There are signs of this already happening. ICICI has signalled a lowering of brokerage rates recently. It has launched ICICIdirect.com for e-trading, which has received a terrific response. Just in a matter of weeks, as many as 10,000 individuals have registered with it. ICICIdirect.com plans to charge a flat brokerage rate of 0.85 per cent for delivery-based transactions. As a part of a three-in-one service deal, one has to open a bank account with ICICI Bank, have a depository account with them and trade with them. As a part of the freebies thrown in to attract an investor to the site, ICICI is also giving free research reports, thanks to its tie-up with various research houses, and access to Reuters news. Also being provided is a link to the nse-india.com and bseindia.com to enable investors view quotes of scrips as and when they are traded. Its rival HDFC Bank has also been quick to announce its venture into e-broking.

E-brokers galore

This is just the start. Many local brokers such as Infrastructure Leasing and Financial Services (investsmartindia.com), S S Kantilal Ishwarlal (sharekhan.com), Motilal Oswal (motilaloswal.com), Khandwala Securities (Kslindia.com) already have their websites in place. Most of them offer their databases through the site along with investment recommendations for clients. Quite a few brokers are even routing orders through their e-mail facility. They are all waiting for the Reserve Bank of India to grant final permission before commencing Net trading.

There are no doubts that Net trading has tremendous scope. Look at countries such as the United States of America and South Korea. In USA, Charles Schwab is already a big Internet stockbroker and Merrill Lynch has finally fallen to the charms of the web.

Things are changing here too. In India, currently Geojit Securities is the only broker allowing direct connectivity to the web. Most other brokers are routing their orders through the web. Says Yash Kulshreshtha, assistant vice president (e-broking), Motilal Oswal Securities: “Before beginning with web trading, brokers have to ensure that they have a proper risk management system and connectivity with the bank and the depository.” As far as content is concerned, brokers can offer investors details about mutual funds, initial public offerings and corporate news among other things.
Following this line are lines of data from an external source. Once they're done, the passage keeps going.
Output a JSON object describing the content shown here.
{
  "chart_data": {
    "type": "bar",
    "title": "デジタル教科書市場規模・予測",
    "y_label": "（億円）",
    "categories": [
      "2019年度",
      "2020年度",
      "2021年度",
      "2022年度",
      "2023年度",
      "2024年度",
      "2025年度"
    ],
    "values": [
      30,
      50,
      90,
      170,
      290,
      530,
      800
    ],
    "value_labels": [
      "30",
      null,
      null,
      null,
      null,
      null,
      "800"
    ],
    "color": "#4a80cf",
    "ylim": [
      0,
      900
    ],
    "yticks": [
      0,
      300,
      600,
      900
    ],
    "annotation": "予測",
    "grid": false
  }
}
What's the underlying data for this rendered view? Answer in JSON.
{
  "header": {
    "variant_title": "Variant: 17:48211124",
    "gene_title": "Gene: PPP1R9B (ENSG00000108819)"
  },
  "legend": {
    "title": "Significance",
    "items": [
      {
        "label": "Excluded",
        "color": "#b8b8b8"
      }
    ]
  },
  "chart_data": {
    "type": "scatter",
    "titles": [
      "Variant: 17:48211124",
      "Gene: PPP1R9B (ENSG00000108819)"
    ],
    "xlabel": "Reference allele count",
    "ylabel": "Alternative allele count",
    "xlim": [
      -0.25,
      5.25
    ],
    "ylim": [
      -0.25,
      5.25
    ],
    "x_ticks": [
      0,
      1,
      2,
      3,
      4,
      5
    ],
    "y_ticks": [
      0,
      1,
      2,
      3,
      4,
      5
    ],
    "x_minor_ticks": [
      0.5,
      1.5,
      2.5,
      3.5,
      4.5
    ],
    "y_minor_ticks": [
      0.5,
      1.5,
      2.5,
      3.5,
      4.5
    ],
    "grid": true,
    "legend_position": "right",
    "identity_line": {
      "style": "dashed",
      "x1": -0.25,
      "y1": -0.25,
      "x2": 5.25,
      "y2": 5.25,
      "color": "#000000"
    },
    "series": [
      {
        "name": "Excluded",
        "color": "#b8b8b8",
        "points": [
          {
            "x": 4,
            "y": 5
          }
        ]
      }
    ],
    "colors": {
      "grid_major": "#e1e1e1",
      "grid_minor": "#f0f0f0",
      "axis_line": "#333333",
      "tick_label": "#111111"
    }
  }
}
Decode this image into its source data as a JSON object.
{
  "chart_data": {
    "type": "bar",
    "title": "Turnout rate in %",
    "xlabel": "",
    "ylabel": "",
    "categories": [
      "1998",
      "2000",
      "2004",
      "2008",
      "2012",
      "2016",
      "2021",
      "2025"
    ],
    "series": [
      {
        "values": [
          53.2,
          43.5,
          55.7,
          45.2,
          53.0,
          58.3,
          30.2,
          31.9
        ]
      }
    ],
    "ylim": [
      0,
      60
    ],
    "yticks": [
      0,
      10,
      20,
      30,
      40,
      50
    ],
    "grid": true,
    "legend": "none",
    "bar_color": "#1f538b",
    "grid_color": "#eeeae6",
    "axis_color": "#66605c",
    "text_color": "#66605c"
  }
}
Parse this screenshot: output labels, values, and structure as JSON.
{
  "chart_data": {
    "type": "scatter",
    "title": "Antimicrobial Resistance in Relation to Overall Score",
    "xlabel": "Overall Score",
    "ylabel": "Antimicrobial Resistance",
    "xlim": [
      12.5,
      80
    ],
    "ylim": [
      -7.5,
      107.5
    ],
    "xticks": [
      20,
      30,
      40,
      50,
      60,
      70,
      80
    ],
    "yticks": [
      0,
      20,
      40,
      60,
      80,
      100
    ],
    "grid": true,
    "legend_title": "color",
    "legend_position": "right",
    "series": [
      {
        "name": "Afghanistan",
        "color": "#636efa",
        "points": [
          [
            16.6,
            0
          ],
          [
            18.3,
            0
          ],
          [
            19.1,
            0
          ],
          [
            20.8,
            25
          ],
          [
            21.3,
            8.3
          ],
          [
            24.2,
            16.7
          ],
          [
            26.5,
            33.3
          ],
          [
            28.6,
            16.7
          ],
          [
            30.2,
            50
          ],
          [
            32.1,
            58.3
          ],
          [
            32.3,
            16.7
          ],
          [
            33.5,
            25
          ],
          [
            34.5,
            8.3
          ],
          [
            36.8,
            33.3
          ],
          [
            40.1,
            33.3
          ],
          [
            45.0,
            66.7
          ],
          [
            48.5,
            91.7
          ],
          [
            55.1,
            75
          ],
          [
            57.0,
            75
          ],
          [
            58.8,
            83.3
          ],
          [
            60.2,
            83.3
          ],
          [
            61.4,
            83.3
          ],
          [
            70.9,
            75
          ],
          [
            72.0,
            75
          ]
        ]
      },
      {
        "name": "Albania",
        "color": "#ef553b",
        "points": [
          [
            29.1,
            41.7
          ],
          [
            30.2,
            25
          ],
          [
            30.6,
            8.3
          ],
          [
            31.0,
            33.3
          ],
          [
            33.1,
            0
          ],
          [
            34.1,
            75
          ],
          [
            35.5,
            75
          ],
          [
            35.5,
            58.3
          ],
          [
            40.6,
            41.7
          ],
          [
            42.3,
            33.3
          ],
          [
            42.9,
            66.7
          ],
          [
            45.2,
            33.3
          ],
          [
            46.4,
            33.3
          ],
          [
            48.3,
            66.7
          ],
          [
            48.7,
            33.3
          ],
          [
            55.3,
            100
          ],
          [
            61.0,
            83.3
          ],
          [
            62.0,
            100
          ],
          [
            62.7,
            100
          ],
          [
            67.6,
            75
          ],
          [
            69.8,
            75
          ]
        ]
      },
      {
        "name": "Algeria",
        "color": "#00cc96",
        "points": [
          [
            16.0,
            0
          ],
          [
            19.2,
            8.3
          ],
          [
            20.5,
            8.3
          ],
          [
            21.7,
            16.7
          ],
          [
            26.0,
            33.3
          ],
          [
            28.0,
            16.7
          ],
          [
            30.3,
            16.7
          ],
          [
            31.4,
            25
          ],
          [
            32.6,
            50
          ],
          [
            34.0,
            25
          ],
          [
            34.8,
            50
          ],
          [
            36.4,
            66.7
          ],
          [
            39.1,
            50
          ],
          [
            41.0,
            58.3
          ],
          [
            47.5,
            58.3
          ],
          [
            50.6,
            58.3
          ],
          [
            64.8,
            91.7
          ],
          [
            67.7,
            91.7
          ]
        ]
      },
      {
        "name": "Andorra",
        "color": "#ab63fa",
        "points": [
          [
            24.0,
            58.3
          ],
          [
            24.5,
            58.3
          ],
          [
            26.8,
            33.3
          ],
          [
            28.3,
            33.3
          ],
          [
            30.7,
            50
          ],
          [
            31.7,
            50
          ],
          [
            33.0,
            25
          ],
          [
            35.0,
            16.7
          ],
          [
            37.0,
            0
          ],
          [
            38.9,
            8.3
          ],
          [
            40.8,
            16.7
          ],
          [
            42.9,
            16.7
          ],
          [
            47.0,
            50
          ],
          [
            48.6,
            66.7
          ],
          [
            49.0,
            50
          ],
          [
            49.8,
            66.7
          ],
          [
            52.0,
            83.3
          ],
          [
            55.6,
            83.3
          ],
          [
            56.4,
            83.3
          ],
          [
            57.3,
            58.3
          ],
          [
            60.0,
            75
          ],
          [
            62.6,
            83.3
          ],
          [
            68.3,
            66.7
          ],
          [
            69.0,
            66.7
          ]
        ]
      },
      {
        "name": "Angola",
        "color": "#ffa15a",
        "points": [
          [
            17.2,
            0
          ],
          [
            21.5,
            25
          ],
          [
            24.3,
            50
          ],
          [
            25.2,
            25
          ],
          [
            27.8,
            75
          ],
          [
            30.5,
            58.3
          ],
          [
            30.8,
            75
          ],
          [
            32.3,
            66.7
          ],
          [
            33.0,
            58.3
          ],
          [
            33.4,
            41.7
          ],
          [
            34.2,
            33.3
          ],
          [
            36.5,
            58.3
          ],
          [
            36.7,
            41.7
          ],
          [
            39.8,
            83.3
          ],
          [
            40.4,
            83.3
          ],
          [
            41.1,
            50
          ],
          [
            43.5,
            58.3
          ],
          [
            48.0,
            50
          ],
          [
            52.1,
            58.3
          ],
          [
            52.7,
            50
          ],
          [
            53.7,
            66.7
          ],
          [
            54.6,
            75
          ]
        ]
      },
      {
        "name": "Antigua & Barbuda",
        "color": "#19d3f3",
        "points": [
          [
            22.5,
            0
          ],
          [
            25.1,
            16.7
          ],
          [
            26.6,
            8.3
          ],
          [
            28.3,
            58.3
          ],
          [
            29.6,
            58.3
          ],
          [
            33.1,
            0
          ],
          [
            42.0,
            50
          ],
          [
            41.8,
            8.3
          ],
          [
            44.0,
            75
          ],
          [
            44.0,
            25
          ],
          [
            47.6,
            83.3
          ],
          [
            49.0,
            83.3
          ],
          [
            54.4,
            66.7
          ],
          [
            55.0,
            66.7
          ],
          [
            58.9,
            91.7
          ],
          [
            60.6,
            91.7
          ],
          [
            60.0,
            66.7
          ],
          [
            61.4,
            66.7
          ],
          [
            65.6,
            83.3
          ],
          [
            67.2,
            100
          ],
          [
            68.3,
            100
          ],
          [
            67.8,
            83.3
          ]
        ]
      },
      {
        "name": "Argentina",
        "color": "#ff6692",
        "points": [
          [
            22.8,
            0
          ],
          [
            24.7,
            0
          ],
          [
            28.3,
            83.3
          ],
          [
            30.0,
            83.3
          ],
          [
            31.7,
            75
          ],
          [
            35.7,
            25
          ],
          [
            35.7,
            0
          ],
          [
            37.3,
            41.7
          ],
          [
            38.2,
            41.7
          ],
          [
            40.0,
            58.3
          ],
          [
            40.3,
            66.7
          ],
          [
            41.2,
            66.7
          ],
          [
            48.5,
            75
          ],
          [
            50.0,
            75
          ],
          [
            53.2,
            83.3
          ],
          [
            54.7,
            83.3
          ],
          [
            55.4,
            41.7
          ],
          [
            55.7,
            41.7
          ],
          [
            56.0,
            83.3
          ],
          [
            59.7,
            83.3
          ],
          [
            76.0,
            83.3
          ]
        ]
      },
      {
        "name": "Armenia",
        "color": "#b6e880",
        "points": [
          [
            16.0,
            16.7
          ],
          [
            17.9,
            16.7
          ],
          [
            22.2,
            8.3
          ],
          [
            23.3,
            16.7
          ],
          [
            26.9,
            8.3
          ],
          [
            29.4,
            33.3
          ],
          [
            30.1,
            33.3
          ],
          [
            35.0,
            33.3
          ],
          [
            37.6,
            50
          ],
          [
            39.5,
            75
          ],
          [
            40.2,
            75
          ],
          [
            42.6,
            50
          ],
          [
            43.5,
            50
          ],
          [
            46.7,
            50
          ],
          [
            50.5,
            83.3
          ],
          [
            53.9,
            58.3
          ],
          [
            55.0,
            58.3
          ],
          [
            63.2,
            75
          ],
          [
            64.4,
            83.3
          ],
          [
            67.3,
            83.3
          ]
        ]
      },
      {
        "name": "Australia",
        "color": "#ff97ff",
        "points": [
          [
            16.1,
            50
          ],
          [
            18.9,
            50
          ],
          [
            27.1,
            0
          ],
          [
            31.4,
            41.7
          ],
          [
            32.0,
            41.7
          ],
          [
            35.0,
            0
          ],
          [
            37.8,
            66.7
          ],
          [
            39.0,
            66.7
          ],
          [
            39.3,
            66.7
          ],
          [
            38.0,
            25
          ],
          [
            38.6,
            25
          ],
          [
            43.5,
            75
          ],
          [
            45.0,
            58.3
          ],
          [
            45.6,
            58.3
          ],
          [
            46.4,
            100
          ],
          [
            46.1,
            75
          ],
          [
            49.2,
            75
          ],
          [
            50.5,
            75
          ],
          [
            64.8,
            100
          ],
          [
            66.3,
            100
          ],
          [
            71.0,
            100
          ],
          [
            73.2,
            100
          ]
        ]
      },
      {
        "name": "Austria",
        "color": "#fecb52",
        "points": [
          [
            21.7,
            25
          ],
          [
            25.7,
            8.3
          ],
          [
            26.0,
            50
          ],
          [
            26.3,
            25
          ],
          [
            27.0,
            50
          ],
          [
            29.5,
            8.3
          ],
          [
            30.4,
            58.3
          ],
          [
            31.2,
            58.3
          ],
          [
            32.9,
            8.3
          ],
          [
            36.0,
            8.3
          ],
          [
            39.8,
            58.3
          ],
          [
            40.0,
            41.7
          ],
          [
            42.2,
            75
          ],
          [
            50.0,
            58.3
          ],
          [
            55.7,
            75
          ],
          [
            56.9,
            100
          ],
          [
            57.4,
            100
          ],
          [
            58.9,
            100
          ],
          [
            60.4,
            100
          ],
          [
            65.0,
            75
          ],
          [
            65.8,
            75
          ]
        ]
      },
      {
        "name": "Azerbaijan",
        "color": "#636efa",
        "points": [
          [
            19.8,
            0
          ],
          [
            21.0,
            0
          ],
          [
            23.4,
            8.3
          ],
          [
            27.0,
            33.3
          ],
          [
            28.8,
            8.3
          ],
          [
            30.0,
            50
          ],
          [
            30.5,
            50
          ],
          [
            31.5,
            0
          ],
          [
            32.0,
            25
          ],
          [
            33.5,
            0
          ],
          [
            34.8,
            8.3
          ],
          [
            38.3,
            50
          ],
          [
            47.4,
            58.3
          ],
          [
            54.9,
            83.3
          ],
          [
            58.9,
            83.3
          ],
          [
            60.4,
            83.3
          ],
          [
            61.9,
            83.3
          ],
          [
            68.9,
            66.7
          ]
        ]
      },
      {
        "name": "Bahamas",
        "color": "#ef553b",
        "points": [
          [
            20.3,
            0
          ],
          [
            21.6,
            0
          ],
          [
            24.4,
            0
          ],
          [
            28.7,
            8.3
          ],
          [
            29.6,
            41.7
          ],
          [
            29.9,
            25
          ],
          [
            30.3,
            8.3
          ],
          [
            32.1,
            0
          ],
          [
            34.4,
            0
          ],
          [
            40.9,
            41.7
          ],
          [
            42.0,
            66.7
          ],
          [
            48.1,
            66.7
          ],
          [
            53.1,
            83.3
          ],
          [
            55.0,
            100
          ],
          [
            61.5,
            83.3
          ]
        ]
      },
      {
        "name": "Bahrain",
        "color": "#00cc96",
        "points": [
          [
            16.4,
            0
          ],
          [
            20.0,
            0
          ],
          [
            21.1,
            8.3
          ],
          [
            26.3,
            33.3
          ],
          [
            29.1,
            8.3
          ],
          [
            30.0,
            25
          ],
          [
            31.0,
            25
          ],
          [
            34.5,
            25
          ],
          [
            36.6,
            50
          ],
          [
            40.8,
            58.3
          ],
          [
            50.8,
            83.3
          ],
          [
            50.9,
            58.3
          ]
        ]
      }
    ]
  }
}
Where is e-broking now? Most leading brokers are working on the software part of the concept and once that is ready it shall only be a matter of time before they launch e-broking. On balance, e-trading is some manna from the heavens for the investors. For various reasons. The markets will be far more liquid and efficient, trading volumes will explode, retail investors will begin trading at very low costs and markets may remain open all the time. As Net trading catches up, investors are bound to turn more knowledgeable about matters of finance and would flock to the Internet for transacting everything from mortgage loans to pension fund contributions.

A word of caution here. The transition will be tumultous as the government will have to face enormous pressure to make the operations of state-owned financial institutions more transparent. And that is something one is not sure how long it could take.